Подходя к дому, обнаруживаю: оказывается, я не запер дверь. И это мне уверенности в себе тоже не прибавило. Хорошо еще, что никто из прохожих моим постыдным раздолбайством не воспользовался. Впрочем, какие здесь по вечерам у нас прохожие? “Аптека, улица, фонарь…” И то “аптеку” я присочинил, и фонарей у нас две трети не горит. Закрыл надежно за собою дверь, пренебрегая остатками уже беспузырчатого шампанского, пошел на кухню и с удовольствием принял полстакана водки, да от соблазна поскорей вернул бутылку в холодильник.
Друг – мертвый таракан – лежал на месте.
Мертвые – мертвы.
Как бы не так! Живой дядя Антон был просто высокий, чуть сутуловатый старикан с прокуренным янтарным мундштуком, где постоянно, пока он возился в большой комнате со своими сметами, с длиннючими полотнищами графиков, тихонько исходила вонью дешевая “аврорина”, наращивая серый столбик пепла.
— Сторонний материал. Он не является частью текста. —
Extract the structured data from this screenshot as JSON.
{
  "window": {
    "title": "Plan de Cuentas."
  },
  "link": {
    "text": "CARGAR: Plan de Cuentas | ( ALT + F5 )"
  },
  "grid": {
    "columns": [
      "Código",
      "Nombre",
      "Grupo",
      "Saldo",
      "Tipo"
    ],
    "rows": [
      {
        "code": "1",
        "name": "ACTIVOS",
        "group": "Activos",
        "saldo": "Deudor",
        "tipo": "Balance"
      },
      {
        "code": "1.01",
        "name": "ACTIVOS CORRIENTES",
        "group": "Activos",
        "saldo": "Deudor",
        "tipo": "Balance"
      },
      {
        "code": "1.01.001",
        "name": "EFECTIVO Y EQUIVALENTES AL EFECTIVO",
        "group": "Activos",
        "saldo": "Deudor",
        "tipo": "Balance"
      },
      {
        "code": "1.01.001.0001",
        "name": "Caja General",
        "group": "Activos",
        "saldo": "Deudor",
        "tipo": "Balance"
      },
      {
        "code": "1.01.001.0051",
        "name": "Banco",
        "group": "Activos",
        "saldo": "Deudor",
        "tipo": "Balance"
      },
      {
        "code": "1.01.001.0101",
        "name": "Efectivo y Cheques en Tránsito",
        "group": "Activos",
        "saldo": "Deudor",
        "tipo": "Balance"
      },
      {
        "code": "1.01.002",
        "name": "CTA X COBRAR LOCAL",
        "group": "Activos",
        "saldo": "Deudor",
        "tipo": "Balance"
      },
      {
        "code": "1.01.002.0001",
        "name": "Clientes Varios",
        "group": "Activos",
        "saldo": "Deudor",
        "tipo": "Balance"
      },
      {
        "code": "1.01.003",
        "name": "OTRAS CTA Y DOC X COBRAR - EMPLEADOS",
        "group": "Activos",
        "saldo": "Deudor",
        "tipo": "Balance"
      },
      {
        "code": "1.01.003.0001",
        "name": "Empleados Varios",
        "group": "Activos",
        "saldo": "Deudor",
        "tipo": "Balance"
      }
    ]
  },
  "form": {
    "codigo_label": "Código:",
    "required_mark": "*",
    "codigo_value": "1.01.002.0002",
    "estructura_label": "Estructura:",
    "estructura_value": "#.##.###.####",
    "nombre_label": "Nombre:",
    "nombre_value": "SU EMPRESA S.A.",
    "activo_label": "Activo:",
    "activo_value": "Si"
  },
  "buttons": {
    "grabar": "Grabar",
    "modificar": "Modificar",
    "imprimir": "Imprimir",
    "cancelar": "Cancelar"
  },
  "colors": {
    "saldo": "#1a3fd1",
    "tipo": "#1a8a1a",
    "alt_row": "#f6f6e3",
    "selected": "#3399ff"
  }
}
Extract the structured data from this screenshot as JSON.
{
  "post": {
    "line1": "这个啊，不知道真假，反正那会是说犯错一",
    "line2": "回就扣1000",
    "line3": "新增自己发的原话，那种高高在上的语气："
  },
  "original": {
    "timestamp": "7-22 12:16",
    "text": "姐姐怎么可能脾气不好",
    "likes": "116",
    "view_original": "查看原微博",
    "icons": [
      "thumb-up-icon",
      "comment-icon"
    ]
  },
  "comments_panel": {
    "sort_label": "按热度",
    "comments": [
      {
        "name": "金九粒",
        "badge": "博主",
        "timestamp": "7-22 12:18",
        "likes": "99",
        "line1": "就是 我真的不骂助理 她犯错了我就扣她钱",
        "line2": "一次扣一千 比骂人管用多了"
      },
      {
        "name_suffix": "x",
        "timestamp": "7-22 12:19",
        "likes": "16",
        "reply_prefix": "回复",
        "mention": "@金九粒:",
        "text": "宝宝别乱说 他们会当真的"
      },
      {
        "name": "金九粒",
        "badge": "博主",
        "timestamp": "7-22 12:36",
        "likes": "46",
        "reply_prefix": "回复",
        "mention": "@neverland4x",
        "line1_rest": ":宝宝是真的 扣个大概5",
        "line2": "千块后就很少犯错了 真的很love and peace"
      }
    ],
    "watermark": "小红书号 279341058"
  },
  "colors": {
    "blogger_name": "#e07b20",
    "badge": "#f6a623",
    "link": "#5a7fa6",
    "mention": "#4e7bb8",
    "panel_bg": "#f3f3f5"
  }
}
На мой взгляд, дядя Тоня не менялся, он всегда был таким же привычно и неинтересно старым, как резной красного дерева книжный шкаф. А вот когда он умер… Нет-нет, совру, если скажу, будто он сразу занял в моей жизни место, подобное “живее всех живых”. Сначала он просто исчез, ушел вроде многих ветхих домов на нашей улице или приятелей по институту, которые в другие города распределились. Правда, потом, в эпоху моих трудностей по части диссертации и неладов с начальством, дядя Тоня мне не раз вспоминался – наверно, хорошо людям, когда уже нет ситуаций, как у богатыря на перекрестке с тем пресловутым серым камнем. Пыхти себе спокойно сигаретой, готовь трофейный “Зауэр” к охоте осенью, зимой почитывай Марка Аврелия с
“фетами” и “ятями”, а пенсию приносят аккуратно, кое-какие льготы участник ВОВ все-таки имеет. Но самое интересное, что образ дяди остался неизменным в моей памяти, будто за те десятилетия, когда мы жили бок о бок, он не изменился ни капли.
О черт, это же надо таким дурнем оказаться!
Нет, старость – динамична, она более динамична, чем человечье становление, только с обратным знаком: там – от нуля, от капельки любовной к двадцатилетней особи, а здесь – от пенсии (хотя у нас мужики многие даже до пенсионства своего не доживают) одна пятилетка или чуть побольше на “дожитие” – и все. Так что ложись-ка, милый, спать, пока живой, в порядке тренировки перед грядущим вечным сном.
Сдернул покрывало со своей лежанки.
Посплю на чистой простыне сегодня: к постельным приключениям подготовился, дурила.
Улегся. Победоносно выдержал борьбу с желанием пойти и еще немного выпить водки. Только примостился, уютно подогнув колени, только стала наваливаться сонная путаница в мыслях, как вдруг – дзеньк телефона вскинул меня.
Сначала короткое молчание, потом:
– Салют еще раз! Ты теперь уже один? Будешь разговаривать?
– А я и был один.
– У меня ничего такого с Антон Егорычем не было. И как ты мог подумать такое?!